Notes from Barcelona

We have been here in Barcelona for a full week now and everyone is feeling more settled in. We are staying at a student residence close to the Arc de Triumph, which signals the beginning of the old quarter of Barcelona. At the Arc, there are often performers, people practicing creative roller skating, or dancing, or even doing Tai Chi. Here are a couple of our boys at the Arc:

A typical weekday for us begins with breakfast in our rooms. Each student room boasts a kitchen shared with one other Abbey Road student. We meet for announcements, then begin Spanish class. Today I went out with the class to interview Spaniards at a nearby park about festivals in Spain. It was great to follow up with the Spanish teacher and the students when they came back and reported (in Spanish of course) on whom they met and how their conversations unfolded.

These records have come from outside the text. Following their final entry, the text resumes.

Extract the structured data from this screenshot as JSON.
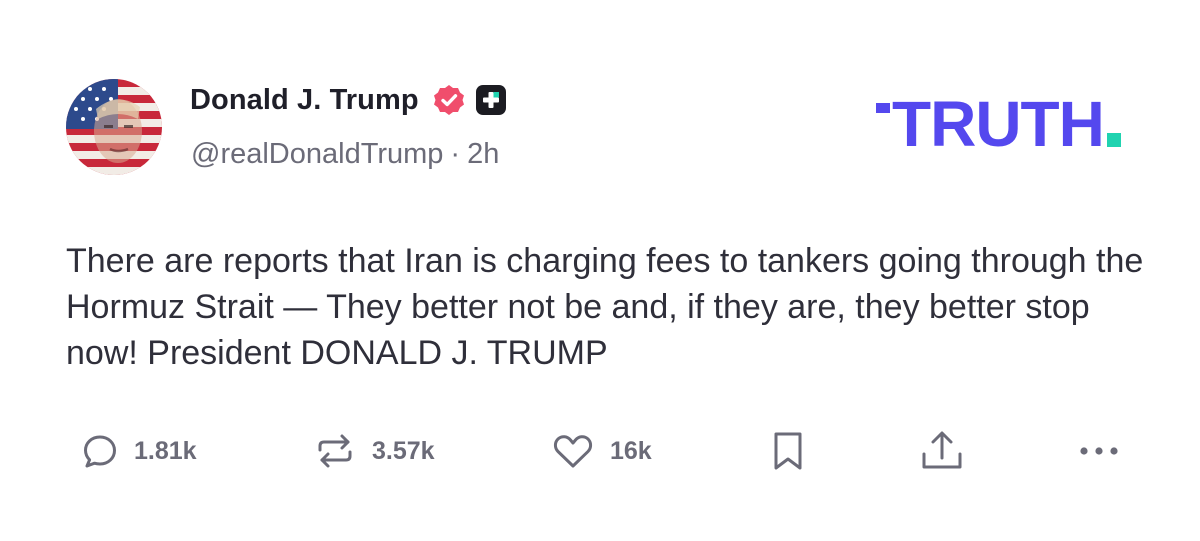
{
  "author": {
    "display_name": "Donald J. Trump",
    "handle": "@realDonaldTrump",
    "separator": "·",
    "timestamp": "2h",
    "avatar_icon": "american-flag-portrait-avatar",
    "verified_icon": "verified-badge-icon",
    "badge_icon": "plus-badge-icon"
  },
  "brand": {
    "name": "TRUTH",
    "primary_color": "#5448ee",
    "accent_color": "#20d3b0"
  },
  "post": {
    "text": "There are reports that Iran is charging fees to tankers going through the Hormuz Strait — They better not be and, if they are, they better stop now! President DONALD J. TRUMP"
  },
  "actions": {
    "reply": {
      "icon": "reply-icon",
      "count": "1.81k"
    },
    "retruth": {
      "icon": "retruth-icon",
      "count": "3.57k"
    },
    "like": {
      "icon": "heart-icon",
      "count": "16k"
    },
    "bookmark": {
      "icon": "bookmark-icon"
    },
    "share": {
      "icon": "share-icon"
    },
    "more": {
      "icon": "more-icon"
    }
  },
  "colors": {
    "text": "#2f2f3a",
    "muted": "#6b6b78",
    "verified": "#f04e6c"
  }
}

After lunch we either have a group activity in the city (tomorrow is a visit to Sagrada Familia, Gaudi’s amazing and still unfinished church) or an elective course. Some students are in Spanish conversation, others are in art history and architecture, and another group takes digital photography. In each course, students get out and about in Barcelona and engage with each other and with the locals. In the evening we sometimes get out to a museum (yesterday we went to the Picasso museum) or go out for a group dinner. Or  sometimes, like tonight, we stay in with a pasta dinner and a movie. We have some free time in the mix too, in order to catch up on e-mail, get out to the grocery store for toothpaste, recharge the mobile phones, or get back to that shop to buy that perfect bag.

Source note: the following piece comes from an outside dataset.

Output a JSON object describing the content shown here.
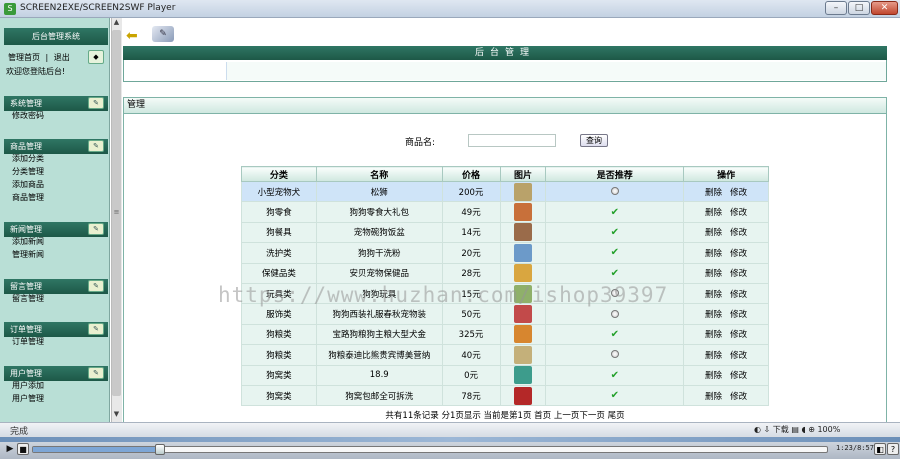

Barcelona is so beautiful, with each neighborhood having its own character, but still rich in architectural detail and atmosphere. Here is a shot from the old city, very close to our residence, in a neighborhood called the Born.

Another mind-blowing aspect of the city is Gaudi! We took one afternoon to visit a house he designed called Casa Batllo and also an apartment house called Casa Mila or La Pedrera. I could barely get one student out of the first house because he was so awestruck! Here are a couple shots of students in Casa Mila, which Gaudi designed to feel like it had been formed by the sea.

To close out our night last Friday, we joined the throngs at the Magic Fountain, which is set dramatically in front of the massive Art History Museum of Catalonia, with lasers forming a headdress of lights around the dome of the building. The fountain itself spurts out a mesmerizing display of water effects set to lights and music. Amazing!